Pourquoi deux pianos ? Béla Bartók est un grand pianiste,
marié depuis vingt ans avec sa meilleure élève.
C’est ensemble que Béla et Ditta ont créé en 1938 la Sonate
pour deux pianos et percussion. Mais, depuis, Ditta est devenue
un peu folle et Béla s’est retrouvé très seul, peu après
la création de ce Concerto pour deux pianos.
Contemporaine du Concerto pour orchestre, cette transcription
de la Sonate en est très proche pour ce qui est de l’écriture
symphonique, séduisante mais sans innovation excessive.

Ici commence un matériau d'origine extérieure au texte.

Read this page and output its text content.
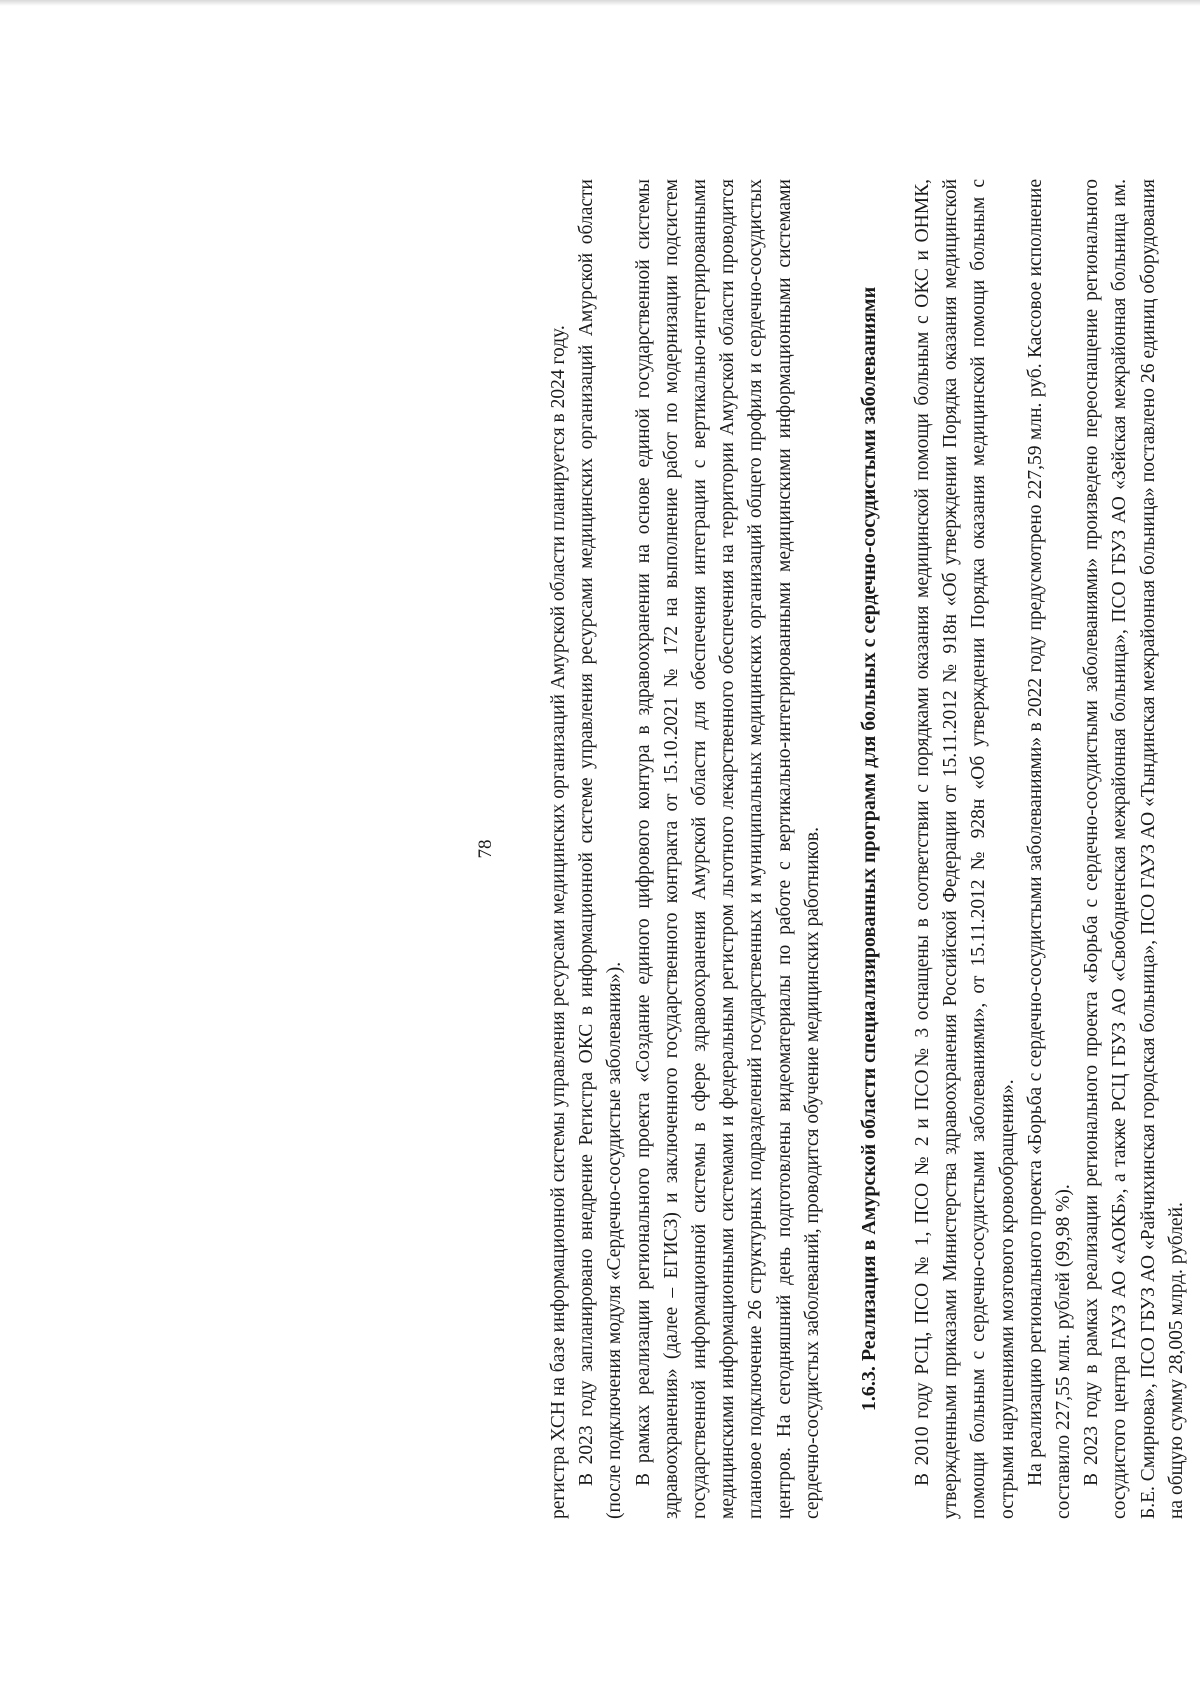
78	регистра ХСН на базе информационной системы управления ресурсами медицинских организаций Амурской области планируется в 2024 году. В 2023 году запланировано внедрение Регистра ОКС в информационной системе управления ресурсами медицинских организаций Амурской области (после подключения модуля «Сердечно-сосудистые заболевания»). В рамках реализации регионального проекта «Создание единого цифрового контура в здравоохранении на основе единой государственной системы здравоохранения» (далее – ЕГИСЗ) и заключенного государственного контракта от 15.10.2021 № 172 на выполнение работ по модернизации подсистем государственной информационной системы в сфере здравоохранения Амурской области для обеспечения интеграции с вертикально-интегрированными медицинскими информационными системами и федеральным регистром льготного лекарственного обеспечения на территории Амурской области проводится плановое подключение 26 структурных подразделений государственных и муниципальных медицинских организаций общего профиля и сердечно-сосудистых центров. На сегодняшний день подготовлены видеоматериалы по работе с вертикально-интегрированными медицинскими информационными системами сердечно-сосудистых заболеваний, проводится обучение медицинских работников. 1.6.3. Реализация в Амурской области специализированных программ для больных с сердечно-сосудистыми заболеваниями В 2010 году РСЦ, ПСО № 1, ПСО № 2 и ПСО№ 3 оснащены в соответствии с порядками оказания медицинской помощи больным с ОКС и ОНМК, утвержденными приказами Министерства здравоохранения Российской Федерации от 15.11.2012 № 918н «Об утверждении Порядка оказания медицинской помощи больным с сердечно-сосудистыми заболеваниями», от 15.11.2012 № 928н «Об утверждении Порядка оказания медицинской помощи больным с острыми нарушениями мозгового кровообращения». На реализацию регионального проекта «Борьба с сердечно-сосудистыми заболеваниями» в 2022 году предусмотрено 227,59 млн. руб. Кассовое исполнение составило 227,55 млн. рублей (99,98 %). В 2023 году в рамках реализации регионального проекта «Борьба с сердечно-сосудистыми заболеваниями» произведено переоснащение регионального сосудистого центра ГАУЗ АО «АОКБ», а также РСЦ ГБУЗ АО «Свободненская межрайонная больница», ПСО ГБУЗ АО «Зейская межрайонная больница им. Б.Е. Смирнова», ПСО ГБУЗ АО «Райчихинская городская больница», ПСО ГАУЗ АО «Тындинская межрайонная больница» поставлено 26 единиц оборудования на общую сумму 28,005 млрд. рублей.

Cette « sagesse » semble délibérée. La Sonate, dans sa version
originelle, est sans doute l’œuvre la plus avant-gardiste
de Bartók, qui ne ressentait aucune raison d’en rajouter.
L’hypothèse selon laquelle il aurait eu le désir d’adapter
sa Sonate au goût du public américain semble en revanche
assez scabreuse, quand on sait l’exigence et le refus de tout
conformisme qui ont marqué jusqu’au bout son œuvre
comme sa vie. Il est probable que son intention était plutôt
de retrouver un point de convergence entre les deux
directions de son génie, pianistique et orchestral, qui
ne s’étaient pas croisées depuis le deuxième Concerto pour
piano de 1931 – où la percussion jouait déjà un rôle majeur.
Si Bartók s’est peu intéressé au jazz (sauf lorsqu’il composa
ses Contrastes pour Benny Goodman), il est en revanche
l’un des compositeurs du XXe siècle qui fascinent le plus
les jazzmen, par son intelligence du rythme mais aussi et
surtout par son enracinement dans le génie universel des
musiques populaires.
MERCREDI 21 JANVIER - 20h
Danilo Perez, piano
John Patitucci, contrebasse
Brian Blade, batterie
Wayne Shorter, saxophone
Durée du concert : 1h30 sans entracte
Ce concert est enregistré par France Musiques, partenaire de la Cité de la musique,
et filmé par ARTE.
G. A.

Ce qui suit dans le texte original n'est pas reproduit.